Élisabeth dabbed at the sweat on the man’s fevered brow.
“Let me give you something to bring your fever down.”
“Don’t waste your meager supplies on this old man. All I want is to go to sleep and never wake up. Every night I lie down hoping this will be the night. And I wake up desperate. Life refuses to leave me. But there’s nothing left for me here.”
Élisabeth thought of her own grandfather. At twenty-one, she had seen more in her time than most and was still not jaded by tragedy. She had been in France for twelve years but had grown up in Romania. Her brother taught her the basics of medicine. Armed with those skills, she worked in the Gurs internment camp starting in 1940. She had poured herself into the work of freeing hundreds of children and getting them to safety and was in Paris helping Jewish children during the raids in July. Now she was seeing what she could do to help in Lyon. But the years of difficult work were beginning to take their toll. Sometimes Élisabeth wondered how much more she could take.
Jacob looked at her with eyes that were tired of living. Élisabeth handed him water and a pill to help him sleep and eased him up to swallow it.
“Thank you,” the old man said, reclining again and closing his eyes.
Walking away, Élisabeth could not keep herself from crying.
“Are you all right?” her colleague Madeleine Dreyfus asked. She was a psychologist.
“No, no, I’m not.” Élisabeth could not say why the story of that man in particular touched her more than the children lying on cots all around him or the terror in the face of the mother who was about to give birth.
“Take a break,” Madeleine said. “Most everyone in here will be asleep soon; they’re worn out.”
“You do understand that a lot of these people won’t wake up tomorrow?” Élisabeth asked.
Madeleine gave a sad sigh. “That might be for the best.”
Élisabeth headed for the room at the back of the infirmary, a small office with a bed. She allowed herself to lie down, and sleep came quickly.
* * *
Élisabeth started awake a few hours later. She could not remember where she was and did not know what time it was. Everything was quiet. She studied the light coming through the opaque window. In her groggy haze, she did not notice the man sitting in the room’s only chair and working under a dim lamp on the desk.
He cleared his throat, and Élisabeth jumped again.
“I’m sorry to have frightened you. I’m Dr. Weill, Joseph Weill.”
“Oh, Dr. Weill, we met one time at Gurs.”
“Indeed we did. You’re Élisabeth, correct?”
She nodded.
“Gilbert Lesage asked me to come by. Apparently the camp medic resigned? I can’t say that I blame him. It’s complete chaos around here. I left my family at home and came as quickly as I could. Madeleine has briefed me on most of the cases here at the infirmary.”
Élisabeth sat up and held out her hand to shake the doctor’s. “We’ve got a very difficult couple of days ahead of us.”
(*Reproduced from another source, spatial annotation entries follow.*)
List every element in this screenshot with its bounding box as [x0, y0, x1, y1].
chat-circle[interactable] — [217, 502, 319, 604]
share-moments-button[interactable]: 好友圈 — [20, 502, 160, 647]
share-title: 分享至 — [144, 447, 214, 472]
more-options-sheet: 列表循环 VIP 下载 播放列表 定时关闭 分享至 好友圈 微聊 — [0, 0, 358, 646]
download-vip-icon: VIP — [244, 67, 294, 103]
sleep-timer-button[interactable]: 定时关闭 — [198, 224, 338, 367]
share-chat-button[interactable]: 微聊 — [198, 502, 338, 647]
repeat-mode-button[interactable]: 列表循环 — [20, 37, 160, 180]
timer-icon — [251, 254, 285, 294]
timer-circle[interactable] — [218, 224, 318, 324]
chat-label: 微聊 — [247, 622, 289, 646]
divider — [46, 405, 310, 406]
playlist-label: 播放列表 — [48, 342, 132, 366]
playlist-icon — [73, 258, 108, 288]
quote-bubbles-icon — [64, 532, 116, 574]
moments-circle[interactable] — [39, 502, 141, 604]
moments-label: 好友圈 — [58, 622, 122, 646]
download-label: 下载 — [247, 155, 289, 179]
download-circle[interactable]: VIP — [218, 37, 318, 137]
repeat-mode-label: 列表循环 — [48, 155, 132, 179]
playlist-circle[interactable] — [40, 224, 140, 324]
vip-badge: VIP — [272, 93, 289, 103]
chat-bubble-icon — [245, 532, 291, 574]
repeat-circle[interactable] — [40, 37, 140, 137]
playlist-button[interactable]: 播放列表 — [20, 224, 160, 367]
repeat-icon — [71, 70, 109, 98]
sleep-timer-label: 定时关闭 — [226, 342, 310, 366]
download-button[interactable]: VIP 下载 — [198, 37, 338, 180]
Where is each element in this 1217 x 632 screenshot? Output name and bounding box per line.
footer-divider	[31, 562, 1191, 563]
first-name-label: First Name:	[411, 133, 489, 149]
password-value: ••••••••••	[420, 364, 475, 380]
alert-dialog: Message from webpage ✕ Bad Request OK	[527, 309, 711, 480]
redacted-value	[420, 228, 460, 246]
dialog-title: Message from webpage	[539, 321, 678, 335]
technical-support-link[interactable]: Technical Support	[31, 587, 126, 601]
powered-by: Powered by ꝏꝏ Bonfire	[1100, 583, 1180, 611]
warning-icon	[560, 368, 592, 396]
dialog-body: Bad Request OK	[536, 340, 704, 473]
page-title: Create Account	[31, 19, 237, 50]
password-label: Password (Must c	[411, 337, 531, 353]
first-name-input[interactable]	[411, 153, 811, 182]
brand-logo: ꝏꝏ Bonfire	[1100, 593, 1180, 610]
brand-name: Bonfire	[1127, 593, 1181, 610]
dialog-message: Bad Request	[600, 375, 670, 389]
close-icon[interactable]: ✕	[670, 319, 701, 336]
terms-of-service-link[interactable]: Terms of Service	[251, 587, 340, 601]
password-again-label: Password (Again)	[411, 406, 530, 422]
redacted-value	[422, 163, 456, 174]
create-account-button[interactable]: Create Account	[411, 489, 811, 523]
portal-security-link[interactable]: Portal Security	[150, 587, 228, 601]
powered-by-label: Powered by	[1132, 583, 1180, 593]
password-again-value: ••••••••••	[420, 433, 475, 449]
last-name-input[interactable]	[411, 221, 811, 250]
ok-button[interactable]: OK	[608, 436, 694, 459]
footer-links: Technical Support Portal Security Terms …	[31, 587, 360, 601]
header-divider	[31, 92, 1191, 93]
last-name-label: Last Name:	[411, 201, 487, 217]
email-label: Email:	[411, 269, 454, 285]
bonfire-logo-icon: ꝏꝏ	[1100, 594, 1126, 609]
“My father, who was a rabbi in Strasbourg, once told me that the great rabbi Simcha Bunim always carried two pieces of paper with him, one in each pocket. On one was written, ‘The world was created for me.’ And on the other, ‘I am but dirt and ashes.’ When he felt weak and powerless, he would take the first piece of paper out and read it. When he was tempted to forget that he was a mere mortal, he read the second.”
Élisabeth smiled. She understood perfectly what the doctor was trying to say: they were there to fulfill their duty and do all that they could. The rest was not up to them.